Update: 4 May 2002—More here about the bad behaviour of Verisign.
Final update: Leslie Harpold died unexpectedly in 2006. According to Wikipedia After her death her family chose not to maintain her websites or allow others to make her work available. This loss to the Web of her work raised the issue of digital estate planning for online creators.
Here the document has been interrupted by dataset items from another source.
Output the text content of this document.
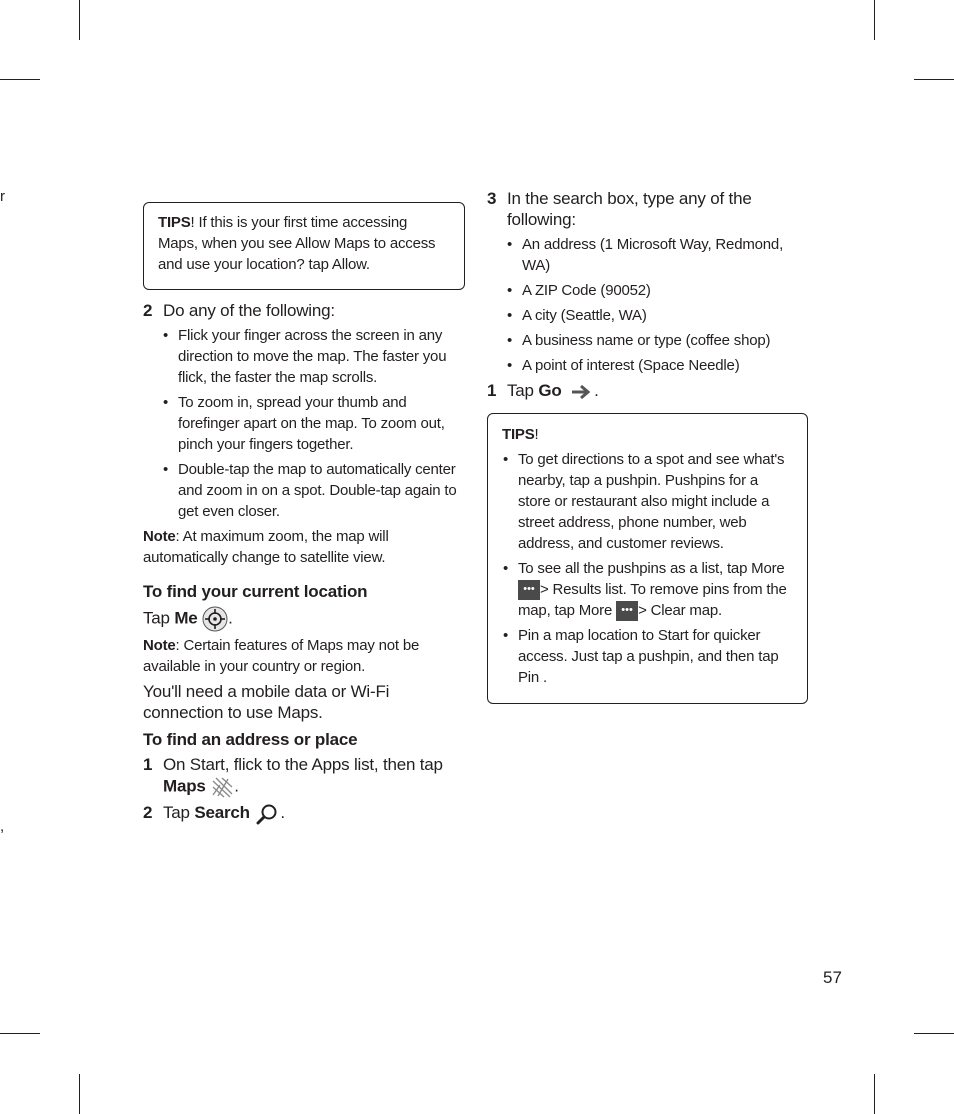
r
,
TIPS! If this is your first time accessing Maps, when you see Allow Maps to access and use your location? tap Allow.
2 Do any of the following:
• Flick your finger across the screen in any direction to move the map. The faster you flick, the faster the map scrolls.
• To zoom in, spread your thumb and forefinger apart on the map. To zoom out, pinch your fingers together.
• Double-tap the map to automatically center and zoom in on a spot. Double-tap again to get even closer.
Note: At maximum zoom, the map will automatically change to satellite view.
To find your current location
Tap Me .
Note: Certain features of Maps may not be available in your country or region.
You'll need a mobile data or Wi-Fi connection to use Maps.
To find an address or place
1 On Start, flick to the Apps list, then tap Maps .
2 Tap Search .
3 In the search box, type any of the following:
• An address (1 Microsoft Way, Redmond, WA)
• A ZIP Code (90052)
• A city (Seattle, WA)
• A business name or type (coffee shop)
• A point of interest (Space Needle)
1 Tap Go .
TIPS!
• To get directions to a spot and see what's nearby, tap a pushpin. Pushpins for a store or restaurant also might include a street address, phone number, web address, and customer reviews.
• To see all the pushpins as a list, tap More ••• > Results list. To remove pins from the map, tap More ••• > Clear map.
• Pin a map location to Start for quicker access. Just tap a pushpin, and then tap Pin .
57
Feline reactions to bearded men
A scientific study has some surprising findings.
It’s not a joke, Peter
I got an email from Russell Hall, architect of the wonderful column featured in my Ironic column logo. He objects to what I said about his work, and insists he was not being ironic.
No longer wobbly
Hugh Pearman has written a readable piece for The Sunday Times, Wobbly no more: testing Foster’s Millennium Bridge, about live testing of London’s newest pedestrian bridge after repairs. During a charity walk soon after it was opened, the bridge had a sickening sway. It was closed while the engineers sorted out the problem, at a cost of 20 months and £5 million. Pearman enjoyed taking part in the test:
We departed, happy in the knowledge that we had participated in a great British tradition. That’s the tradition that dictates that you’ve got to have a good idea, get it wrong first time out, then cook up an ingenious, Heath Robinson solution. Like all those under-developed British Leyland cars of the 1970s where the customers were unknowingly carrying out much of the company’s testing for them.
Ugly quilt
An ugly quilt is a sleeping bag that’s been made from scraps, old clothes, bedspreads, and any material you can spare. It is an inexpensive way to make a difference in a homeless person’s life. [Quote from the ugly quilts website].
National Quilt Register
This is a note of appreciation for the National Quilt Register, a web-accessible database of historic quilts in Australia. Details and pictures of more than 1000 quilts from around the country are already available. Some are in museums, some privately kept but, as the blurb on the website says, the quilts stay where they are and the stories are shared.
It is a premise of the register that all quilts are equally significant, from the finely stitched decorative ones to the humble, functional ones made for warmth.